20220501

a prelude for may

I've always liked May. In years like this one, when the Spring is cold and Winter's tyranny is slow to fade, it is the month when we stagger blinking into the light, some part of us not quite willing to believe that it's really over, that Winter's grasp has really fallen slack. And then, when we finally realize that it's real, that it's here, we can finally celebrate. Such celebrations are always short-lived, of course: Summer is just around the corner, and she comes with the threat of heat and smoke, but for now, at least, the air is warm and vibrant and everything is flowers.

It's appropriate that May is the month when I am leaving this dreary apartment in the northern outskirts of the city and moving into a more vibrant neighborhood with people I like a whole lot better, and even more appropriate that our search for new housing seemed like it might be fruitless prior to this latest windfall.
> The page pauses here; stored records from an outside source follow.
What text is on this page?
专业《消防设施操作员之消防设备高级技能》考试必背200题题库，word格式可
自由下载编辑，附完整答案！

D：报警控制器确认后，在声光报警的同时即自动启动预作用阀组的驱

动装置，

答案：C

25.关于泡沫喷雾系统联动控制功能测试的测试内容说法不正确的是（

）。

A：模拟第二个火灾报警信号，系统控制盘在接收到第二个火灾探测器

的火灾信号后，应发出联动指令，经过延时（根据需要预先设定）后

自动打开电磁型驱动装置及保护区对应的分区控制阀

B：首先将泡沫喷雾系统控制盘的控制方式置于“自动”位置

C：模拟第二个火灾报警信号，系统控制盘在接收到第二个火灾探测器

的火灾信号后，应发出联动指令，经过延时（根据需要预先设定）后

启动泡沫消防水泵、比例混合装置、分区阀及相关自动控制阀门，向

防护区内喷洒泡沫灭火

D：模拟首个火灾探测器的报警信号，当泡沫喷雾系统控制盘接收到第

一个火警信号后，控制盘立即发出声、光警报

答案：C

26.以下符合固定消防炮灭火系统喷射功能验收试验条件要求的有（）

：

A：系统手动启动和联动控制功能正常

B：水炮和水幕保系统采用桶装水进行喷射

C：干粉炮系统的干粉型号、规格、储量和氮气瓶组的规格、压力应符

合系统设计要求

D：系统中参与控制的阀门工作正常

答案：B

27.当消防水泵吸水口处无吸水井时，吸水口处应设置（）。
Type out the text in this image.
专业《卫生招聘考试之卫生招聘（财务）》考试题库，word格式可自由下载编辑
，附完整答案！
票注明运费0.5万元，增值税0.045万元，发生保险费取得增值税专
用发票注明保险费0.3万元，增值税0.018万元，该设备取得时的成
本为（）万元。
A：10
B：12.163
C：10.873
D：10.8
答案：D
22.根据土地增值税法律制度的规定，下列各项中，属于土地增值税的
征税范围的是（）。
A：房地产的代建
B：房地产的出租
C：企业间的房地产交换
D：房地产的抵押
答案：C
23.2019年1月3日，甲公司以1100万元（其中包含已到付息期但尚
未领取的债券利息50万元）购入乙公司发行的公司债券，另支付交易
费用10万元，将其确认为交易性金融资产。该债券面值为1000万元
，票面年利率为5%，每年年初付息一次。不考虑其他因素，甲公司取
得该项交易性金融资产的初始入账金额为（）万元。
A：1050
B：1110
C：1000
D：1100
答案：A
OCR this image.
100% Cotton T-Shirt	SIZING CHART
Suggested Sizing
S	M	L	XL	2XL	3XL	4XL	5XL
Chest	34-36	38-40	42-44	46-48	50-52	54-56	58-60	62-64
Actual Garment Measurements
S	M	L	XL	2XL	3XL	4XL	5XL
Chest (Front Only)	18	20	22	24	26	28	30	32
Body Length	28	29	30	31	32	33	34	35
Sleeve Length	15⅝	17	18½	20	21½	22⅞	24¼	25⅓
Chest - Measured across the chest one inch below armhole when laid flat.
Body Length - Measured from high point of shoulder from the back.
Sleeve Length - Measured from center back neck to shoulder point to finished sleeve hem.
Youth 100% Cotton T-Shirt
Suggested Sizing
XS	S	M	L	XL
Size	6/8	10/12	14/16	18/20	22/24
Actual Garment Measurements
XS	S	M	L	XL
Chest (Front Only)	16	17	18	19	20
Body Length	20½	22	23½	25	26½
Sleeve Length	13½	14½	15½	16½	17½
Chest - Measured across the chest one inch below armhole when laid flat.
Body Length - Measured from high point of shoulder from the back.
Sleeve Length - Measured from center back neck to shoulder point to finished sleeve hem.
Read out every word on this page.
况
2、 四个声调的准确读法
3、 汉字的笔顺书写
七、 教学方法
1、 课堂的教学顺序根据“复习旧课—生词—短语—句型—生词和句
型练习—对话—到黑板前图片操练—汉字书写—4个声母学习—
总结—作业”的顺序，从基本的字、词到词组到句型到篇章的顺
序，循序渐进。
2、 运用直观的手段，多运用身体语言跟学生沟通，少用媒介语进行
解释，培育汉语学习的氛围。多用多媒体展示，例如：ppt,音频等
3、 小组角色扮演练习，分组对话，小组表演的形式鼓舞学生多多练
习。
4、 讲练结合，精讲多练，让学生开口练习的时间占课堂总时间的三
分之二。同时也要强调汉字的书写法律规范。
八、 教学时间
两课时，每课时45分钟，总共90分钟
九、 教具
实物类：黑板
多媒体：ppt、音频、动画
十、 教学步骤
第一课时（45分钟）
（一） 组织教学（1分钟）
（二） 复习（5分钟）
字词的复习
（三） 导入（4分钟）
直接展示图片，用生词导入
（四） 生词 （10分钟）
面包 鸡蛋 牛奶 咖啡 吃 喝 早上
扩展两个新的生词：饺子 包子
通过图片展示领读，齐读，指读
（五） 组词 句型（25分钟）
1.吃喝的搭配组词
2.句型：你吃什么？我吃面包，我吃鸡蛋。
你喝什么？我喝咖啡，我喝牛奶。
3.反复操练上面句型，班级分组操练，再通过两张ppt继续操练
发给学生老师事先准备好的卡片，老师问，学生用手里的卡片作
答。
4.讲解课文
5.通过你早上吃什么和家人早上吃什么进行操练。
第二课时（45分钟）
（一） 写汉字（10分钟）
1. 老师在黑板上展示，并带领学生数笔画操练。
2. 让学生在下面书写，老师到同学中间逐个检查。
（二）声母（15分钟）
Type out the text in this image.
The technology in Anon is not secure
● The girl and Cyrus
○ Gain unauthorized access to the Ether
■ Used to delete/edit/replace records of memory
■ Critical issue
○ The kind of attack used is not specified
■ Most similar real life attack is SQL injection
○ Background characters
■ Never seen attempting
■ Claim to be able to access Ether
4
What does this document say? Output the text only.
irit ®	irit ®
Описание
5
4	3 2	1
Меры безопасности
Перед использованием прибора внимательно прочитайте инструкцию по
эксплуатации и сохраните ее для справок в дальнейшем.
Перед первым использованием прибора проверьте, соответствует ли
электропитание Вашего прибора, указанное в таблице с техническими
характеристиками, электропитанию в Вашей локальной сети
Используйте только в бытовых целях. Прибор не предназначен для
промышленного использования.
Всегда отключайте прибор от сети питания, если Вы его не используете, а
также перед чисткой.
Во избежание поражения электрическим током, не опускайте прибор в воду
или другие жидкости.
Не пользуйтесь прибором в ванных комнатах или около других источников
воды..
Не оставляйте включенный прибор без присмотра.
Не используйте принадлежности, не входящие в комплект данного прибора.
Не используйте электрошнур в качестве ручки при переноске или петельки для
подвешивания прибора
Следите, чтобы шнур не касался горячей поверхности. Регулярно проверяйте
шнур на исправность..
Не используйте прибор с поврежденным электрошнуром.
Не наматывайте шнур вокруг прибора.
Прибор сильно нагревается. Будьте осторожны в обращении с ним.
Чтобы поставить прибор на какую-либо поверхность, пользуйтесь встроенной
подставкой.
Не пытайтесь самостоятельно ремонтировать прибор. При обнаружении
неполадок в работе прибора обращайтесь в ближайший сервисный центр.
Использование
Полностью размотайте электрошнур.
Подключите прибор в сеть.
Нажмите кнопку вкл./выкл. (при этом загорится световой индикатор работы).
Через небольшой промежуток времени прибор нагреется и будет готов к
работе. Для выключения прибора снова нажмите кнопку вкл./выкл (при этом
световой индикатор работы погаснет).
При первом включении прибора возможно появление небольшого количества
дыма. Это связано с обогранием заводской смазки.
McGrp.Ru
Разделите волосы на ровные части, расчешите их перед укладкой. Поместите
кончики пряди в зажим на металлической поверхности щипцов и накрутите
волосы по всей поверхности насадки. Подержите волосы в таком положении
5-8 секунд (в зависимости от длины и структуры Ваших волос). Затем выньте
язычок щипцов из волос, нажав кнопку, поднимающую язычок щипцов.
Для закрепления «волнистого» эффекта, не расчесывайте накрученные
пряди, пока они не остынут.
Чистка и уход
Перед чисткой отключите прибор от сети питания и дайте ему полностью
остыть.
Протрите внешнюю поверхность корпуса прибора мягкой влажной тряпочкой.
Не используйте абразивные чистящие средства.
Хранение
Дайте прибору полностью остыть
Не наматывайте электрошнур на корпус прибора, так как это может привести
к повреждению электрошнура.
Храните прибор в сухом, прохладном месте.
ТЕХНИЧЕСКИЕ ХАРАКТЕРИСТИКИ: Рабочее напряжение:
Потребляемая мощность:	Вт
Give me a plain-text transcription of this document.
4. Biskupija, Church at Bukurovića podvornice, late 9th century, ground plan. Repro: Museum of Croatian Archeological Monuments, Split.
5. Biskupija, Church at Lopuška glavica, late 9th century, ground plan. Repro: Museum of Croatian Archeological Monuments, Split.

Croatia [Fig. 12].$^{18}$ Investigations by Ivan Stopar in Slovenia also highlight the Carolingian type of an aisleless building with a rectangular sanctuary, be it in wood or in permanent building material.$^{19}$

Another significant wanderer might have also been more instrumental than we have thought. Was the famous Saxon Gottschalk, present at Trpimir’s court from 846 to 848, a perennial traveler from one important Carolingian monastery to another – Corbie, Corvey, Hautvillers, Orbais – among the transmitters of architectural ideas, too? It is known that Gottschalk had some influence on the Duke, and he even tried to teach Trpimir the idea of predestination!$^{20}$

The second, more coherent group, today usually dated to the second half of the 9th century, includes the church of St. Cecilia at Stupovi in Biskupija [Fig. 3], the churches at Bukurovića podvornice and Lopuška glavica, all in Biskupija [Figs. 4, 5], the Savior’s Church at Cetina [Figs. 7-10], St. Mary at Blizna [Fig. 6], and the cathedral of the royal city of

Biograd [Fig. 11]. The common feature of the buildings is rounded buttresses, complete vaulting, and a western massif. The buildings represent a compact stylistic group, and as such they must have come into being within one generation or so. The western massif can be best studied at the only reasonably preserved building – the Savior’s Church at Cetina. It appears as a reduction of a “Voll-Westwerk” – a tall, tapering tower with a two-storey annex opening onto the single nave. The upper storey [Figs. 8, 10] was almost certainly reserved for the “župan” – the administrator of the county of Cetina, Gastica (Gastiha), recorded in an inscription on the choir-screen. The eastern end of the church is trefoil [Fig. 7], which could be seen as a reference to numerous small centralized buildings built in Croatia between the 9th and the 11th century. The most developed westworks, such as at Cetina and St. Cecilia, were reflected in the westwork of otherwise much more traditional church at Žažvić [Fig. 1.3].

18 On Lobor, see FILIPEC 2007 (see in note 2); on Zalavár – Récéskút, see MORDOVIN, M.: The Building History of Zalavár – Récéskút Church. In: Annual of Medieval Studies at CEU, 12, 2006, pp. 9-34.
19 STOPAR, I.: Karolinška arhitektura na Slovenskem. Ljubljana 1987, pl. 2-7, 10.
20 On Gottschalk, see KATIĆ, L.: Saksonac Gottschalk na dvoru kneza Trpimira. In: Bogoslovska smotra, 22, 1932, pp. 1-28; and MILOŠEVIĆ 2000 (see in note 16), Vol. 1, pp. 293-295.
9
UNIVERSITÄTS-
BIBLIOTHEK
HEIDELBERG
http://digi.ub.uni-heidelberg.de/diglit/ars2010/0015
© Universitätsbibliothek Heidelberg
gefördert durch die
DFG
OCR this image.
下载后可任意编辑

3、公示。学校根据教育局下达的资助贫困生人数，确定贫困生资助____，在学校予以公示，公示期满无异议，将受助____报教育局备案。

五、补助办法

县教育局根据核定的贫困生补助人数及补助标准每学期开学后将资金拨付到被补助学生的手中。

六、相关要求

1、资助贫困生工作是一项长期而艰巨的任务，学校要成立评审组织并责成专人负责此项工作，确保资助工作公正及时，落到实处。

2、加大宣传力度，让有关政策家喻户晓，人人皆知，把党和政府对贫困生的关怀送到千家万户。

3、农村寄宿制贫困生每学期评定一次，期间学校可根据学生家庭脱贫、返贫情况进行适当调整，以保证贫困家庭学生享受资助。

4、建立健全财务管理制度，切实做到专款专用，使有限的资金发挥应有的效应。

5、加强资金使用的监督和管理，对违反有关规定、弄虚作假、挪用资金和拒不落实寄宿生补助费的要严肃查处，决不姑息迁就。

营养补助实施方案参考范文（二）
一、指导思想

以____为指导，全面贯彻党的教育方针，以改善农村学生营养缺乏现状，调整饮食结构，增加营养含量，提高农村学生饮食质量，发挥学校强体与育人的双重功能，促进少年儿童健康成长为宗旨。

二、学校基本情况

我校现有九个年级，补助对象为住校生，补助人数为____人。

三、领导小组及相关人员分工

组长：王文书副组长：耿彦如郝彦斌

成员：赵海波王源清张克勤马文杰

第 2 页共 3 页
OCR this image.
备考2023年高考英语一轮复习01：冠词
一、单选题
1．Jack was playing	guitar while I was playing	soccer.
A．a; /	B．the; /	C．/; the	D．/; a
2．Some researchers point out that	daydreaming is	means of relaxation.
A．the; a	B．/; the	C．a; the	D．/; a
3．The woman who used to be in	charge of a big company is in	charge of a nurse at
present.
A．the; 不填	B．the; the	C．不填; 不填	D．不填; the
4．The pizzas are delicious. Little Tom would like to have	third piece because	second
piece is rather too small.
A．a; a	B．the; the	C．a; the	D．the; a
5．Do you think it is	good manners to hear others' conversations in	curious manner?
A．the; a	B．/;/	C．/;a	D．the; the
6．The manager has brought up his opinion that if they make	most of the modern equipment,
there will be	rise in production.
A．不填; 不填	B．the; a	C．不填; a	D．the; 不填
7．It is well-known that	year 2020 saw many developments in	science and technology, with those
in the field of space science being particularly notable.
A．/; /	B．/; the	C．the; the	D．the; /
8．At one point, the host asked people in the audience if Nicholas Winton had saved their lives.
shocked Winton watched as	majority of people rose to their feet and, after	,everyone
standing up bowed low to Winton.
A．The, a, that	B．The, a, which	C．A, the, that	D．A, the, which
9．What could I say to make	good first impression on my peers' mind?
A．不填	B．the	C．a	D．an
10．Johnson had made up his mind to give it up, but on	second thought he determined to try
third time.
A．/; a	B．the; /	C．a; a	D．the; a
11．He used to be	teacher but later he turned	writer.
Sometimes the whims of the weather and seasons form an appropriate macrocosm to the microcosms of our lives; sometimes we can pretend there is some order to the universe.

I've been taking the train to and from work for almost two years now; yesterday I instead rode my bike home, to see what the new commute would be like. It was the perfect day, not too warm, not too bright, but warm enough and bright enough, with a sky full of shifting spring clouds, and afterwards I felt so much better than I had in a long time. Sometimes something as small as taking a bike ride for a few miles can make the whole world seem different.

And that, I think, is why I like Spring and her cousin Autumn so much: they are fleeting and ephemeral and still leave the whole world transformed.